The 2nd ODI was another one-sided affair. Sri Lanka lost Kusal Perera in the 1st over and despite some aggressive batting from Dilshan and Sangakkara India were still able to keep the innings under control. However, some late order hitting from Thisara Perera and an unbeaten 92 from captain Angelo Mathews took Sri Lanka to 274, which was the same score they scored in the 2011 Cricket World Cup Final. India lost Ajinkya Rahane early but two 100+ partnerships for the 2nd and 3rd wickets took India to victory. Ambati Rayudu scored his maiden international century.

===3rd ODI===

Sri Lanka started the innings poorly, losing Kusal Perera to Umesh Yadav again in the 1st over. A 105 run partnership between Mahela Jayawardene and Tillakaratne Dilshan revived Sri Lanka's innings. however, three-wickets in three overs by Axar Patel during the powerplay resulted in Sri Lanka losing all the momentum. Banking on a superb century from Jayawardene and a 50 from Dilshan Sri Lanka scored 242. India started positively in their reply and a fighting 79-ball 91 from Shikhar Dhawan laid the foundation for India's victory.
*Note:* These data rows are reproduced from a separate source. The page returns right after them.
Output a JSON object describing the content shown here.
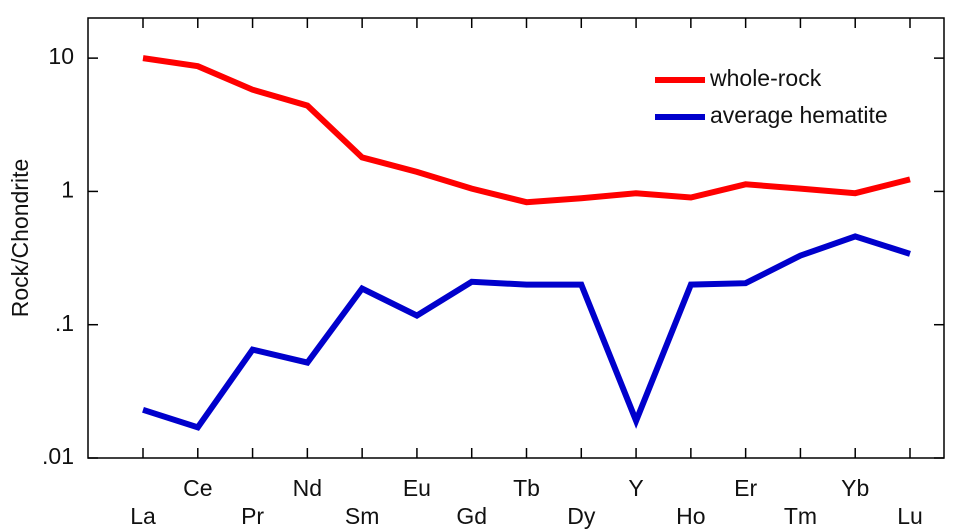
{
  "chart_data": {
    "type": "line",
    "y_label": "Rock/Chondrite",
    "categories": [
      "La",
      "Ce",
      "Pr",
      "Nd",
      "Sm",
      "Eu",
      "Gd",
      "Tb",
      "Dy",
      "Y",
      "Ho",
      "Er",
      "Tm",
      "Yb",
      "Lu"
    ],
    "series": [
      {
        "name": "whole-rock",
        "color": "#ff0000",
        "values": [
          10,
          8.7,
          5.8,
          4.4,
          1.8,
          1.4,
          1.05,
          0.83,
          0.89,
          0.97,
          0.9,
          1.13,
          1.05,
          0.97,
          1.23
        ]
      },
      {
        "name": "average hematite",
        "color": "#0000cc",
        "values": [
          0.023,
          0.017,
          0.065,
          0.052,
          0.187,
          0.117,
          0.21,
          0.2,
          0.2,
          0.019,
          0.2,
          0.205,
          0.33,
          0.46,
          0.34
        ]
      }
    ],
    "ylim": [
      0.01,
      20
    ],
    "yticks": [
      {
        "value": 0.01,
        "label": ".01"
      },
      {
        "value": 0.1,
        "label": ".1"
      },
      1,
      10
    ],
    "log_scale": true,
    "legend": "upper right"
  }
}
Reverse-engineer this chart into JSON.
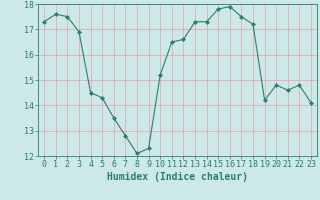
{
  "x": [
    0,
    1,
    2,
    3,
    4,
    5,
    6,
    7,
    8,
    9,
    10,
    11,
    12,
    13,
    14,
    15,
    16,
    17,
    18,
    19,
    20,
    21,
    22,
    23
  ],
  "y": [
    17.3,
    17.6,
    17.5,
    16.9,
    14.5,
    14.3,
    13.5,
    12.8,
    12.1,
    12.3,
    15.2,
    16.5,
    16.6,
    17.3,
    17.3,
    17.8,
    17.9,
    17.5,
    17.2,
    14.2,
    14.8,
    14.6,
    14.8,
    14.1
  ],
  "line_color": "#2e7d6e",
  "marker": "D",
  "marker_size": 2,
  "bg_color": "#cce8e8",
  "grid_color": "#e8a0a0",
  "xlabel": "Humidex (Indice chaleur)",
  "ylim": [
    12,
    18
  ],
  "xlim": [
    -0.5,
    23.5
  ],
  "yticks": [
    12,
    13,
    14,
    15,
    16,
    17,
    18
  ],
  "xticks": [
    0,
    1,
    2,
    3,
    4,
    5,
    6,
    7,
    8,
    9,
    10,
    11,
    12,
    13,
    14,
    15,
    16,
    17,
    18,
    19,
    20,
    21,
    22,
    23
  ],
  "xlabel_fontsize": 7,
  "tick_fontsize": 6
}
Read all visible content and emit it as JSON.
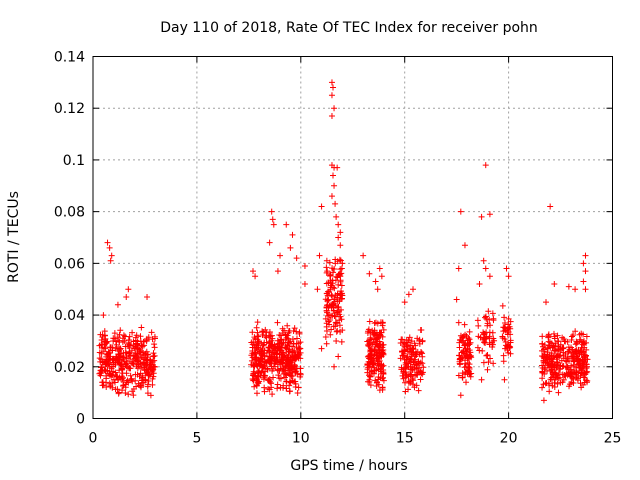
{
  "chart_data": {
    "type": "scatter",
    "title": "Day 110 of 2018, Rate Of TEC Index for receiver pohn",
    "xlabel": "GPS time / hours",
    "ylabel": "ROTI / TECUs",
    "xlim": [
      0,
      25
    ],
    "ylim": [
      0,
      0.14
    ],
    "x_ticks": [
      0,
      5,
      10,
      15,
      20,
      25
    ],
    "y_ticks": [
      0,
      0.02,
      0.04,
      0.06,
      0.08,
      0.1,
      0.12,
      0.14
    ],
    "x_tick_labels": [
      "0",
      "5",
      "10",
      "15",
      "20",
      "25"
    ],
    "y_tick_labels": [
      "0",
      "0.02",
      "0.04",
      "0.06",
      "0.08",
      "0.1",
      "0.12",
      "0.14"
    ],
    "grid": true,
    "marker": "plus",
    "color": "#ff0000",
    "clusters": [
      {
        "x_range": [
          0.3,
          3.0
        ],
        "y_range": [
          0.008,
          0.036
        ],
        "count": 380
      },
      {
        "x_range": [
          7.6,
          10.0
        ],
        "y_range": [
          0.008,
          0.038
        ],
        "count": 420
      },
      {
        "x_range": [
          11.2,
          12.0
        ],
        "y_range": [
          0.025,
          0.065
        ],
        "count": 130
      },
      {
        "x_range": [
          13.2,
          14.0
        ],
        "y_range": [
          0.01,
          0.04
        ],
        "count": 180
      },
      {
        "x_range": [
          14.8,
          15.9
        ],
        "y_range": [
          0.01,
          0.035
        ],
        "count": 140
      },
      {
        "x_range": [
          17.6,
          18.2
        ],
        "y_range": [
          0.012,
          0.038
        ],
        "count": 90
      },
      {
        "x_range": [
          18.5,
          19.3
        ],
        "y_range": [
          0.018,
          0.045
        ],
        "count": 50
      },
      {
        "x_range": [
          19.7,
          20.1
        ],
        "y_range": [
          0.02,
          0.045
        ],
        "count": 40
      },
      {
        "x_range": [
          21.6,
          23.8
        ],
        "y_range": [
          0.01,
          0.035
        ],
        "count": 320
      }
    ],
    "highlights": [
      {
        "x": 0.7,
        "y": 0.068
      },
      {
        "x": 0.8,
        "y": 0.066
      },
      {
        "x": 0.9,
        "y": 0.063
      },
      {
        "x": 0.85,
        "y": 0.061
      },
      {
        "x": 1.7,
        "y": 0.05
      },
      {
        "x": 1.6,
        "y": 0.047
      },
      {
        "x": 0.5,
        "y": 0.04
      },
      {
        "x": 2.6,
        "y": 0.047
      },
      {
        "x": 1.2,
        "y": 0.044
      },
      {
        "x": 7.7,
        "y": 0.057
      },
      {
        "x": 7.8,
        "y": 0.055
      },
      {
        "x": 8.6,
        "y": 0.08
      },
      {
        "x": 8.65,
        "y": 0.077
      },
      {
        "x": 8.7,
        "y": 0.075
      },
      {
        "x": 8.5,
        "y": 0.068
      },
      {
        "x": 9.3,
        "y": 0.075
      },
      {
        "x": 9.6,
        "y": 0.071
      },
      {
        "x": 9.8,
        "y": 0.062
      },
      {
        "x": 9.5,
        "y": 0.066
      },
      {
        "x": 9.0,
        "y": 0.063
      },
      {
        "x": 8.9,
        "y": 0.057
      },
      {
        "x": 10.2,
        "y": 0.059
      },
      {
        "x": 10.2,
        "y": 0.052
      },
      {
        "x": 11.5,
        "y": 0.13
      },
      {
        "x": 11.55,
        "y": 0.128
      },
      {
        "x": 11.5,
        "y": 0.125
      },
      {
        "x": 11.6,
        "y": 0.12
      },
      {
        "x": 11.5,
        "y": 0.117
      },
      {
        "x": 11.5,
        "y": 0.098
      },
      {
        "x": 11.6,
        "y": 0.097
      },
      {
        "x": 11.75,
        "y": 0.097
      },
      {
        "x": 11.55,
        "y": 0.094
      },
      {
        "x": 11.6,
        "y": 0.09
      },
      {
        "x": 11.5,
        "y": 0.086
      },
      {
        "x": 11.65,
        "y": 0.083
      },
      {
        "x": 11.7,
        "y": 0.078
      },
      {
        "x": 11.8,
        "y": 0.075
      },
      {
        "x": 11.9,
        "y": 0.072
      },
      {
        "x": 11.0,
        "y": 0.082
      },
      {
        "x": 10.9,
        "y": 0.063
      },
      {
        "x": 11.9,
        "y": 0.067
      },
      {
        "x": 11.8,
        "y": 0.07
      },
      {
        "x": 12.0,
        "y": 0.06
      },
      {
        "x": 11.9,
        "y": 0.055
      },
      {
        "x": 10.8,
        "y": 0.05
      },
      {
        "x": 11.0,
        "y": 0.027
      },
      {
        "x": 11.6,
        "y": 0.02
      },
      {
        "x": 11.8,
        "y": 0.024
      },
      {
        "x": 13.0,
        "y": 0.063
      },
      {
        "x": 13.3,
        "y": 0.056
      },
      {
        "x": 13.6,
        "y": 0.053
      },
      {
        "x": 13.8,
        "y": 0.058
      },
      {
        "x": 13.9,
        "y": 0.055
      },
      {
        "x": 13.7,
        "y": 0.05
      },
      {
        "x": 15.2,
        "y": 0.048
      },
      {
        "x": 15.4,
        "y": 0.05
      },
      {
        "x": 15.0,
        "y": 0.045
      },
      {
        "x": 17.7,
        "y": 0.08
      },
      {
        "x": 17.9,
        "y": 0.067
      },
      {
        "x": 17.6,
        "y": 0.058
      },
      {
        "x": 17.5,
        "y": 0.046
      },
      {
        "x": 17.7,
        "y": 0.009
      },
      {
        "x": 18.9,
        "y": 0.098
      },
      {
        "x": 18.7,
        "y": 0.078
      },
      {
        "x": 19.1,
        "y": 0.079
      },
      {
        "x": 18.8,
        "y": 0.061
      },
      {
        "x": 18.9,
        "y": 0.058
      },
      {
        "x": 19.1,
        "y": 0.055
      },
      {
        "x": 18.6,
        "y": 0.052
      },
      {
        "x": 18.7,
        "y": 0.015
      },
      {
        "x": 19.9,
        "y": 0.058
      },
      {
        "x": 20.0,
        "y": 0.055
      },
      {
        "x": 19.8,
        "y": 0.015
      },
      {
        "x": 22.0,
        "y": 0.082
      },
      {
        "x": 22.2,
        "y": 0.052
      },
      {
        "x": 21.8,
        "y": 0.045
      },
      {
        "x": 22.9,
        "y": 0.051
      },
      {
        "x": 23.2,
        "y": 0.05
      },
      {
        "x": 23.7,
        "y": 0.063
      },
      {
        "x": 23.6,
        "y": 0.06
      },
      {
        "x": 23.7,
        "y": 0.057
      },
      {
        "x": 23.6,
        "y": 0.053
      },
      {
        "x": 23.7,
        "y": 0.05
      },
      {
        "x": 21.7,
        "y": 0.007
      },
      {
        "x": 22.4,
        "y": 0.01
      }
    ]
  }
}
During his innings of 53 Indian captain Virat Kohli became the fastest batsmen in terms of innings to reach 6000 career ODI runs. Yadav achieved his maiden 4-wicket haul in ODIs.

===4th ODI===

The fourth match of the series became a one-man show. Rohit Sharma, playing his first international match after fracturing his finger against England in August 2014, scored a record-breaking 264 off 173 balls, as India scored 404 in their allocated 50 overs. The innings involved a 202 run partnership for the 3rd wicket between Sharma and captain Virat Kohli, and a 128 run partnership for the 5th wicket between Sharma and Robin Uthappa, in which Uthappa contributed only 16. Sri Lanka lost their first 4 wickets for 48 runs. Fifties from captain Angelo Mathews and Lahiru Thirimanne only delayed the inevitable as India took a 4–0 lead in the series.

===5th ODI===

The start of the Sri Lankan innings followed the similar pattern from previous matches. They lost an opener early in their innings. However a 128 run partnership between captain Angelo Mathews and Lahiru Thirimanne lead to a recovery in the innings. Sri Lanka scored 73 runs in their last 5 overs and 114 runs in the last 10 as on the back of Mathews maiden ODI century Sri Lanka posted a competitive total.